Após 30 anos sem avanços na área, a Agência Nacional de Vigilância Sanitária (Anvisa) acaba de aprovar o primeiro tratamento inicial para pacientes com câncer de pulmão de pequenas células em caso de doença extensa: a imunoterapia atezolizumabe, da Roche, adicionada à quimioterapia. Esse é um tipo agressivo de tumor, com taxa de mortalidade de 87%. O novo tratamento de primeira linha diminui o risco de progressão do câncer e morte, aumentando assim o tempo de vida.
De acordo com o Instituto Nacional de Câncer (INCA), o Brasil tem 31,2 mil novos casos de câncer de pulmão ao ano - o segundo mais incidente em homens (atrás do de próstata) e o quarto em mulheres (depois de mama, intestino e colo do útero). Em torno de 15% dos casos são de pequenas células e, entre esses, 70% correspondem a doença extensa. O paciente com esse subtipo de câncer tem, em média, 65 anos e sintomas agudos como tosse (geralmente com sangue), dor no tórax, cansaço e perda de peso sem causa aparente. A maioria é fumante ou tem histórico de exposição por tempo prolongado ao tabaco.
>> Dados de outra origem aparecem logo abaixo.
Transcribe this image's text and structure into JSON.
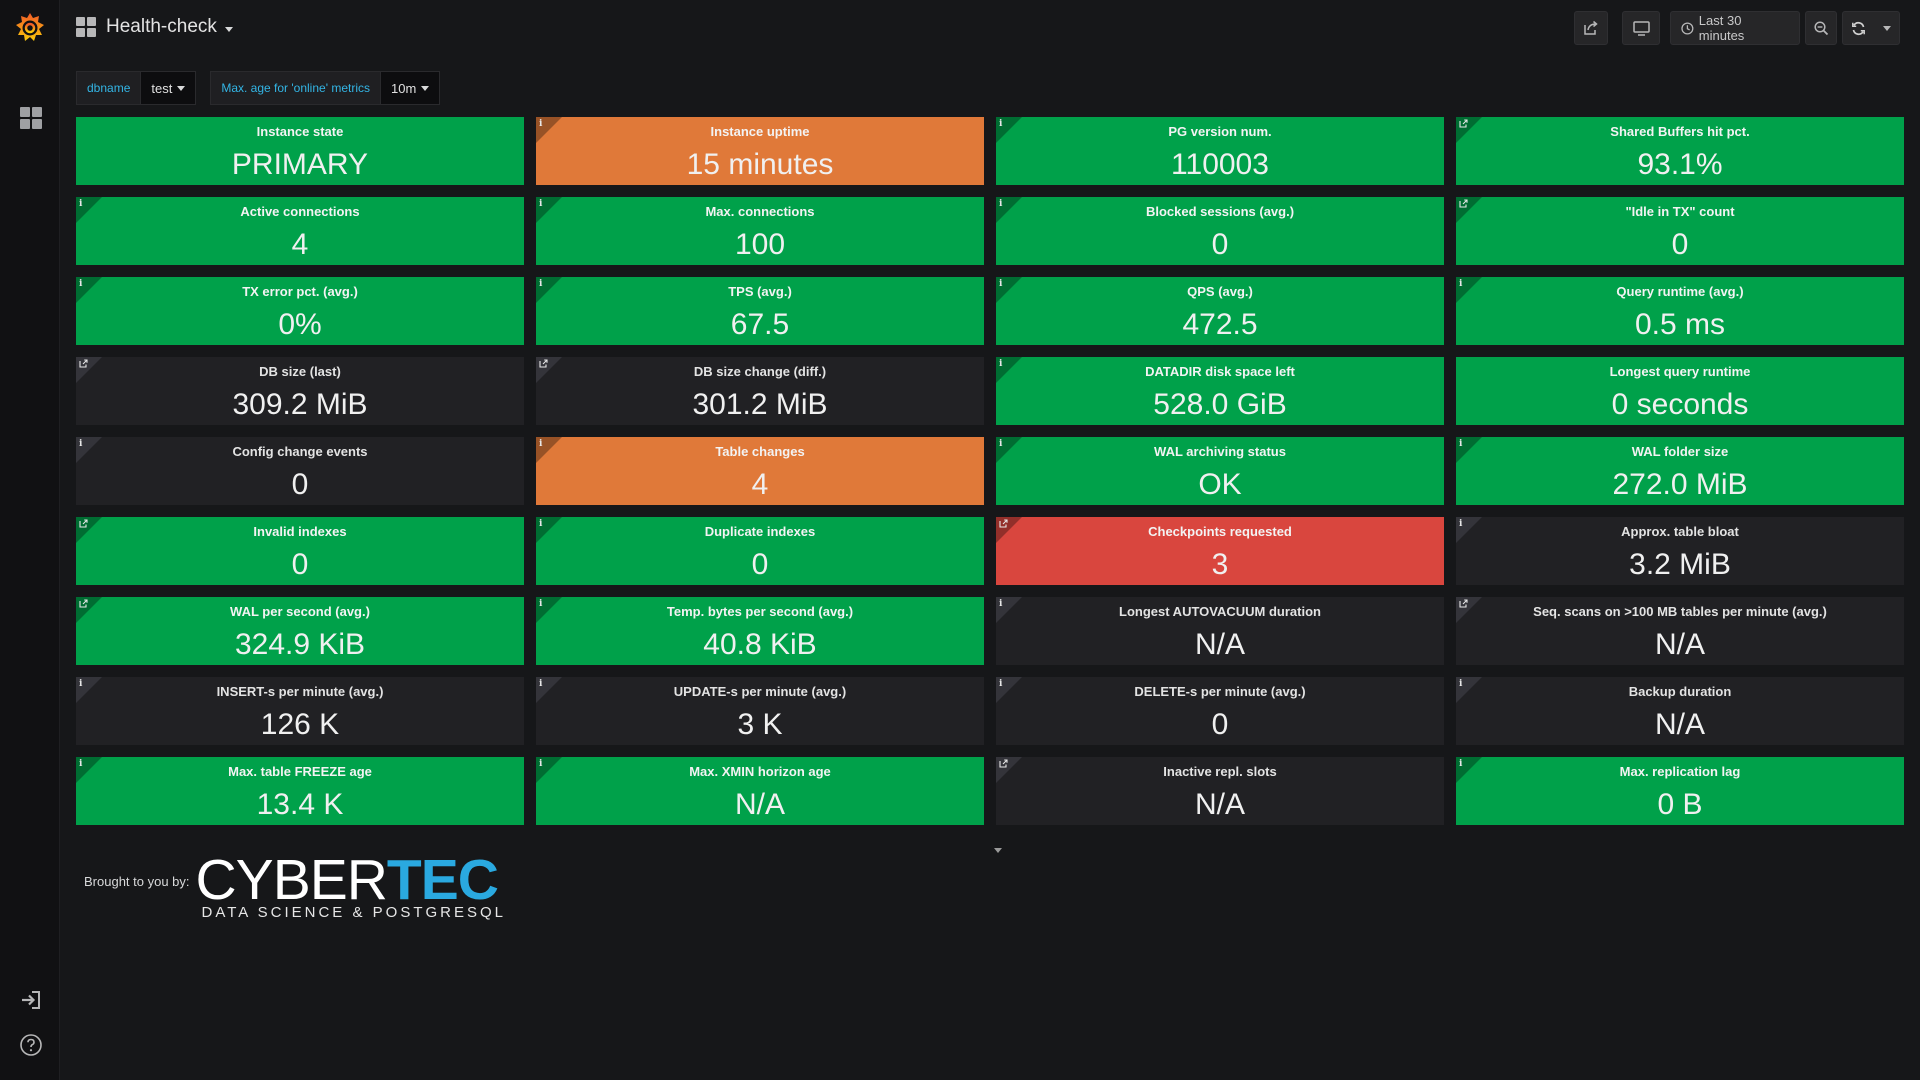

O atezolizumabe já é utilizado no Brasil para tratar câncer de pulmão de não pequenas células, tumores uroteliais e, em breve, câncer de mama triplo-negativo, cuja indicação foi aprovada pela Anvisa em maio. Essa imunoterapia bloqueia o PD-L1, proteína encontrada no tumor que impede o sistema imunológico do paciente de atacar o câncer. Ao minar este mecanismo de defesa do tumor e associar a quimioterapia, o tratamento consegue ser mais eficiente contra a doença.
O estudo IMpower 133 avaliou 403 pacientes e mostrou que 52% do grupo que recebeu atezolizumabe mais quimioterapia ainda se mantinham vivos (sobrevida global) em 12 meses em comparação com 38% no grupo que usou apenas quimioterapia. Em sobrevida livre de progressão, que é quanto tempo os pacientes viveram sem que o câncer piorasse, a diferença foi que, em 6 meses, havia 31% dos pacientes sem piora no grupo da combinação de imunoterapia com quimioterapia contra 22% no grupo de apenas quimioterapia e, em 12 meses, 13% contra 5%.
Desde a década de 1970, mais de 40 estudos de fase III avaliaram cerca de 60 moléculas em primeira linha de tratamento, manutenção e segunda linha, mas falharam por fatores diversos. “Durante décadas, ficou inalterado o padrão de tratamento para câncer de pulmão de pequenas células com doença extensa. Após muitas tentativas de buscar opções, os resultados com a imunoterapia representam um momento marcante para a oncologia”, afirma Gilberto Castro Júnior, professor da Faculdade de Medicina da USP e presidente do Grupo Brasileiro de Oncologia Torácica (GBOT). “Trata-se de um avanço real nesse cenário, tornando o atezolizumabe mais a carboplatina e etoposídeo [quimioterapia] o novo tratamento padrão para a primeira linha, enquanto continuam os esforços no campo da pesquisa em torno dessa doença, que ainda permanece sendo muito agressiva”, conclui o especialista.